Они двинулись по широкому коридору молча. За спиной остались глухое сияние кристаллов, безмолвные архивы и люди с улыбками, в которых не было ни грамма тепла. Выход из здания Совета всегда напоминал Рин переход между слоями мира: из ледяного, неподвижного вакуума — обратно в шум, пыль и тёплый свет.

Рин вышла первой. Не оглядывалась — знала, что он догонит. Через несколько секунд он шагал рядом. Спокойный, уравновешенный, словно только что не разговаривал с Советом, а выпил утренний кофе.

— Всё те же старики с трупным взглядом? — спросила она.

— Один новый. Хуже. Говорит так, будто читал твоё дело ещё до того, как его написали.

Они свернули с главной лестницы и вышли в живой поток города. Цельфарис жил своей весенней жизнью — люди спешили по делам, мостовые звенели шагами, в окнах горел мягкий свет, воздух тянулся ароматом жасмина. Но под этой картинкой — натянутые, невидимые струны тревоги.

— Так что, — бросила Рин, — ты собираешься просто выполнить приказ, не задав ни одного вопроса?

— Ты же из разведки, — ответил он спокойно. — Зачем спрашивать, если ответ будет ложью?

Она остановилась. Он — прошёл вперёд, лишь потом повернулся.

— Ты всё ещё считаешь, что мы только и делаем, что врём?

— Я считаю, — его взгляд был холоден, но не враждебен, — что разведка складывает догадки в правду, а потом верит в неё, как в священный текст.

— Мы вытаскиваем истину из того, что вам, боевикам, даже не видно.

— А потом пишете отчёты, из-за которых кто-то умирает.

Она наклонила голову, улыбнувшись жёстко.

— А я думала, мы продвинулись за последние дни. Ты даже научился говорить без «разрешите доложить».

— Это не значит, что я тебе доверяю.

— Приятно быть нужной. Даже если только как балласт.

— Ты не балласт. Ты опасна. А значит, полезна, но на короткой дистанции.

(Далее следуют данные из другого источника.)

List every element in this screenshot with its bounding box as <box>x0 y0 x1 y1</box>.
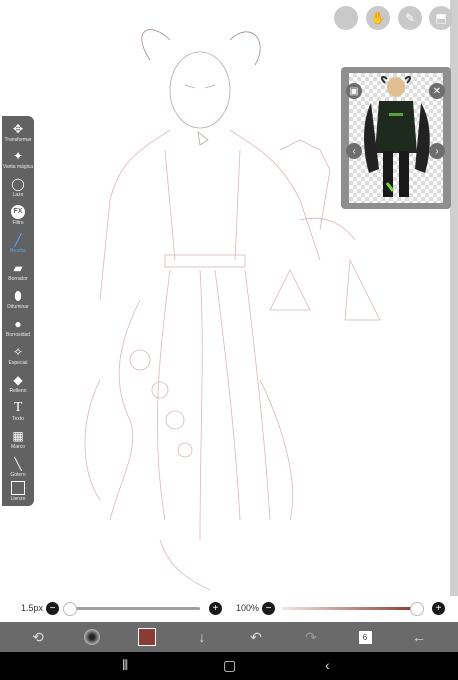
canvas-icon <box>11 481 25 495</box>
tool-canvas[interactable]: Lienzo <box>2 479 34 507</box>
tool-label: Brocha <box>10 248 26 254</box>
lasso-icon: ◯ <box>11 177 25 191</box>
brush-size-thumb[interactable] <box>62 602 77 616</box>
opacity-value: 100% <box>236 603 260 613</box>
arrow-down-icon[interactable]: ↓ <box>192 628 212 646</box>
brush-size-minus-button[interactable]: − <box>46 602 59 615</box>
text-icon: T <box>13 400 23 415</box>
canvas-edge <box>450 0 458 596</box>
hand-icon[interactable]: ✋ <box>366 6 390 30</box>
undo-icon[interactable]: ↶ <box>246 628 266 646</box>
tool-magic-wand[interactable]: ✦ Varita mágica <box>2 147 34 175</box>
tool-label: Lienzo <box>10 496 26 502</box>
brush-size-value: 1.5px <box>21 603 44 613</box>
special-brush-icon: ✧ <box>12 345 24 359</box>
brush-icon: ╱ <box>14 233 22 247</box>
tool-label: Borrosidad <box>5 332 31 338</box>
opacity-minus-button[interactable]: − <box>262 602 275 615</box>
fx-icon: FX <box>11 205 25 219</box>
bottom-toolbar: ⟲ ↓ ↶ ↷ 6 ← <box>0 622 458 652</box>
tool-transform[interactable]: ✥ Transformar <box>2 120 34 148</box>
tool-label: Texto <box>12 416 24 422</box>
chevron-right-icon[interactable]: › <box>429 143 445 159</box>
tool-label: Varita mágica <box>2 164 34 170</box>
tool-special[interactable]: ✧ Especial <box>2 343 34 371</box>
tool-filter[interactable]: FX Filtro <box>2 203 34 231</box>
reference-photo-icon[interactable]: ▣ <box>346 83 362 99</box>
recent-apps-icon[interactable]: ⦀ <box>122 657 128 674</box>
blank-circle-icon[interactable] <box>334 6 358 30</box>
tool-brush[interactable]: ╱ Brocha <box>2 231 34 259</box>
tool-label: Gotero <box>10 472 26 478</box>
tool-lasso[interactable]: ◯ Lazo <box>2 175 34 203</box>
tool-fill[interactable]: ◆ Relleno <box>2 371 34 399</box>
layers-button[interactable]: 6 <box>355 628 375 646</box>
tool-label: Difuminar <box>7 304 29 310</box>
chevron-left-icon[interactable]: ‹ <box>346 143 362 159</box>
tool-smudge[interactable]: ● Borrosidad <box>2 315 34 343</box>
tool-text[interactable]: T Texto <box>2 399 34 427</box>
system-nav-bar: ⦀ ▢ ‹ <box>0 652 458 680</box>
back-arrow-icon[interactable]: ← <box>409 628 429 646</box>
brush-size-slider[interactable] <box>66 607 200 610</box>
eraser-icon: ▰ <box>13 261 23 275</box>
tool-label: Filtro <box>12 220 24 226</box>
drop-icon: ● <box>14 317 22 331</box>
close-icon[interactable]: ✕ <box>429 83 445 99</box>
tool-label: Especial <box>8 360 28 366</box>
eyedropper-icon: ╲ <box>14 457 22 471</box>
color-swatch-button[interactable] <box>137 628 157 646</box>
redo-icon[interactable]: ↷ <box>301 628 321 646</box>
tool-label: Borrador <box>8 276 28 282</box>
magic-wand-icon: ✦ <box>12 149 24 163</box>
layers-count: 6 <box>358 630 372 644</box>
opacity-plus-button[interactable]: + <box>432 602 445 615</box>
opacity-slider[interactable] <box>282 607 416 610</box>
move-icon: ✥ <box>12 122 24 136</box>
tool-sidebar: ✥ Transformar ✦ Varita mágica ◯ Lazo FX … <box>2 116 34 506</box>
home-icon[interactable]: ▢ <box>223 657 236 674</box>
tool-label: Transformar <box>4 137 32 143</box>
back-icon[interactable]: ‹ <box>325 657 330 673</box>
reference-window[interactable]: ▣ ✕ ‹ › <box>341 67 451 209</box>
tool-label: Lazo <box>12 192 24 198</box>
brush-preview-icon[interactable] <box>82 628 102 646</box>
layer-icon[interactable]: ⬒ <box>429 6 453 30</box>
frame-icon: ▦ <box>12 429 24 443</box>
tool-eraser[interactable]: ▰ Borrador <box>2 259 34 287</box>
tool-label: Marco <box>11 444 25 450</box>
fill-icon: ◆ <box>13 373 23 387</box>
opacity-thumb[interactable] <box>410 602 424 616</box>
brush-size-plus-button[interactable]: + <box>209 602 222 615</box>
tool-frame[interactable]: ▦ Marco <box>2 427 34 455</box>
pen-icon[interactable]: ✎ <box>398 6 422 30</box>
tool-label: Relleno <box>9 388 27 394</box>
blur-icon: ⬮ <box>14 289 22 303</box>
tool-blur[interactable]: ⬮ Difuminar <box>2 287 34 315</box>
rotate-icon[interactable]: ⟲ <box>28 628 48 646</box>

Прохожий в сером мундире поклонился им на ходу, и они замолчали. Стояли в полутени колонн, словно прячась от глаз Совета.

— Они дали нам задание, — тихо сказала Рин. — Слишком быстро.

— Значит, знали, что мы что-то найдём. Ещё до тоннеля.

— Думаешь, нас вели?

— Думаю, что нас выбрали. Не просто для поиска Верия. Для чего-то большего.

Он отвёл взгляд на проезжающую карету и задумчиво произнес:

— Разведка и клинок. Это не случайность.

— Они забыли, что мы умеем думать.

— Я умею думать. Ты умеешь чувствовать.

— Иногда это одно и то же.

— А иногда — причина, по которой никто не возвращается.

Он пошёл вперёд, к внутреннему двору. Рин осталась. На губах — тень горькой улыбки.

— Увидимся утром, капитан.

— Если разведка не заменит меня клоном, — бросил он, не оборачиваясь.

Она всё-таки улыбнулась. Но глубоко внутри кольнуло. Он был рядом. И всё же — далеко.